The limits will be more flexible for first-time buyers – those taking out a mortgage for the first time to buy a property – with the aim of making it easier for them to buy a property on credit.
According to Ekathimerini’s sources, the new limits for the housing market concern the amount of the loan that can be obtained, which cannot exceed 80% of the commercial value of the property, or 90% if it is a new buyer; and the instalments of the loan cannot exceed 40% of the disposable income, or 50% if it is a new buyer.
According to bank sources, the proposed measures will allow 10% of the total number of loans to be approved each year to exceed the above limits, provided that this is justified by the profile and financial situation of the prospective borrower.
The setting of limits on bank lending to the housing market is a measure used in most European countries and is expected to be introduced for the first time in this country.

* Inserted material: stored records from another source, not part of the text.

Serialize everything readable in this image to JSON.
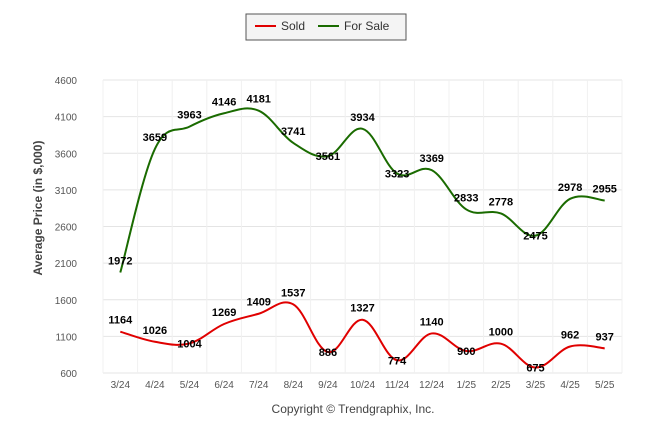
{
  "chart_data": {
    "type": "line",
    "ylabel": "Average Price (in $,000)",
    "credit": "Copyright © Trendgraphix, Inc.",
    "categories": [
      "3/24",
      "4/24",
      "5/24",
      "6/24",
      "7/24",
      "8/24",
      "9/24",
      "10/24",
      "11/24",
      "12/24",
      "1/25",
      "2/25",
      "3/25",
      "4/25",
      "5/25"
    ],
    "ylim": [
      600,
      4600
    ],
    "yticks": [
      600,
      1100,
      1600,
      2100,
      2600,
      3100,
      3600,
      4100,
      4600
    ],
    "grid": true,
    "legend_position": "top-center",
    "series": [
      {
        "name": "Sold",
        "color": "#e00000",
        "values": [
          1164,
          1026,
          1004,
          1269,
          1409,
          1537,
          886,
          1327,
          774,
          1140,
          900,
          1000,
          675,
          962,
          937
        ]
      },
      {
        "name": "For Sale",
        "color": "#1a6b00",
        "values": [
          1972,
          3659,
          3963,
          4146,
          4181,
          3741,
          3561,
          3934,
          3323,
          3369,
          2833,
          2778,
          2475,
          2978,
          2955
        ]
      }
    ]
  }
}
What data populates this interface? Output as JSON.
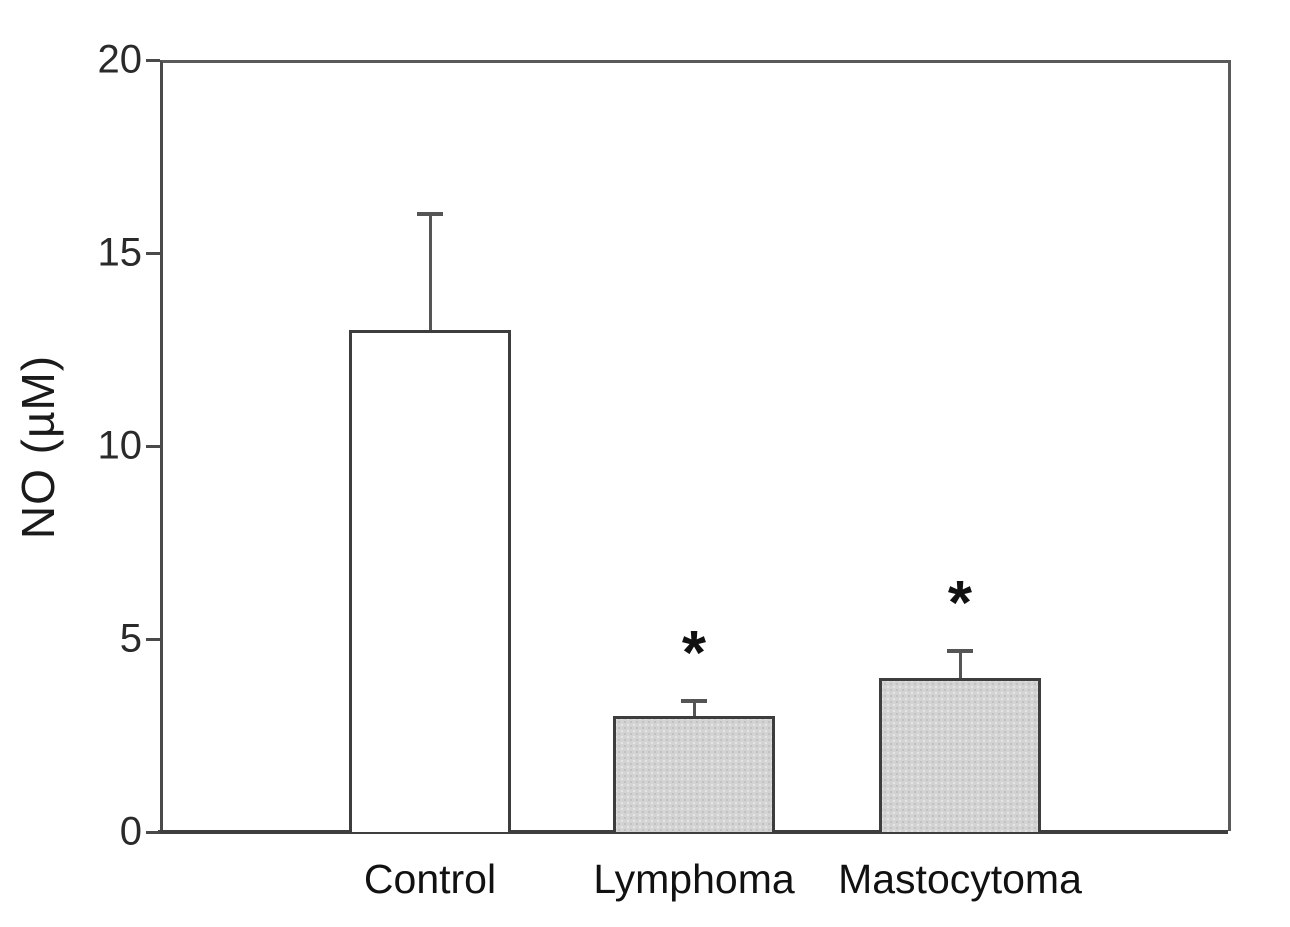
{
  "figure": {
    "background": "#ffffff"
  },
  "chart_data": {
    "type": "bar",
    "title": "",
    "xlabel": "",
    "ylabel": "NO (µM)",
    "categories": [
      "Control",
      "Lymphoma",
      "Mastocytoma"
    ],
    "values": [
      13,
      3,
      4
    ],
    "errors_plus": [
      3,
      0.4,
      0.7
    ],
    "significance": [
      "",
      "*",
      "*"
    ],
    "ylim": [
      0,
      20
    ],
    "yticks": [
      "0",
      "5",
      "10",
      "15",
      "20"
    ],
    "ytick_values": [
      0,
      5,
      10,
      15,
      20
    ],
    "grid": false,
    "legend": "none",
    "bar_styles": [
      "white",
      "stipple",
      "stipple"
    ],
    "colors": {
      "axis": "#4a4a4a",
      "bar_outline": "#3d3d3d",
      "bar_white": "#ffffff",
      "bar_gray": "#d3d3d3",
      "error_bar": "#555555",
      "text": "#111111"
    }
  }
}
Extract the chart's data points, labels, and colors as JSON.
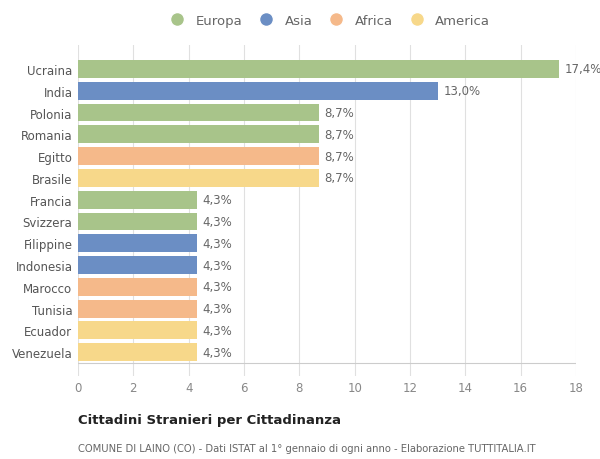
{
  "categories": [
    "Venezuela",
    "Ecuador",
    "Tunisia",
    "Marocco",
    "Indonesia",
    "Filippine",
    "Svizzera",
    "Francia",
    "Brasile",
    "Egitto",
    "Romania",
    "Polonia",
    "India",
    "Ucraina"
  ],
  "values": [
    4.3,
    4.3,
    4.3,
    4.3,
    4.3,
    4.3,
    4.3,
    4.3,
    8.7,
    8.7,
    8.7,
    8.7,
    13.0,
    17.4
  ],
  "labels": [
    "4,3%",
    "4,3%",
    "4,3%",
    "4,3%",
    "4,3%",
    "4,3%",
    "4,3%",
    "4,3%",
    "8,7%",
    "8,7%",
    "8,7%",
    "8,7%",
    "13,0%",
    "17,4%"
  ],
  "colors": [
    "#f7d88a",
    "#f7d88a",
    "#f5b98a",
    "#f5b98a",
    "#6b8ec4",
    "#6b8ec4",
    "#a8c48a",
    "#a8c48a",
    "#f7d88a",
    "#f5b98a",
    "#a8c48a",
    "#a8c48a",
    "#6b8ec4",
    "#a8c48a"
  ],
  "legend": [
    {
      "label": "Europa",
      "color": "#a8c48a"
    },
    {
      "label": "Asia",
      "color": "#6b8ec4"
    },
    {
      "label": "Africa",
      "color": "#f5b98a"
    },
    {
      "label": "America",
      "color": "#f7d88a"
    }
  ],
  "xlim": [
    0,
    18
  ],
  "xticks": [
    0,
    2,
    4,
    6,
    8,
    10,
    12,
    14,
    16,
    18
  ],
  "title_bold": "Cittadini Stranieri per Cittadinanza",
  "title_sub": "COMUNE DI LAINO (CO) - Dati ISTAT al 1° gennaio di ogni anno - Elaborazione TUTTITALIA.IT",
  "background_color": "#ffffff",
  "grid_color": "#e0e0e0",
  "bar_height": 0.82,
  "label_fontsize": 8.5,
  "tick_fontsize": 8.5,
  "legend_fontsize": 9.5
}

Limiting the amount of the loan in relation to the value of the property will act as a buffer against a fall in commercial property prices that would jeopardise these loans, while the limit in relation to the average household’s cost of meeting housing needs will prevent over-borrowing.
The new limits will be “imposed” by a Bank of Greece decision to be issued in mid-March, and will be implemented from the beginning of 2025 to allow for the necessary adjustment by banks.
The measure will not overturn the lending policies of banks, which already apply similar rules to new loans they grant. According to disbursement data for 2023, 94% of the loans granted were for less than 80% of the value of the property.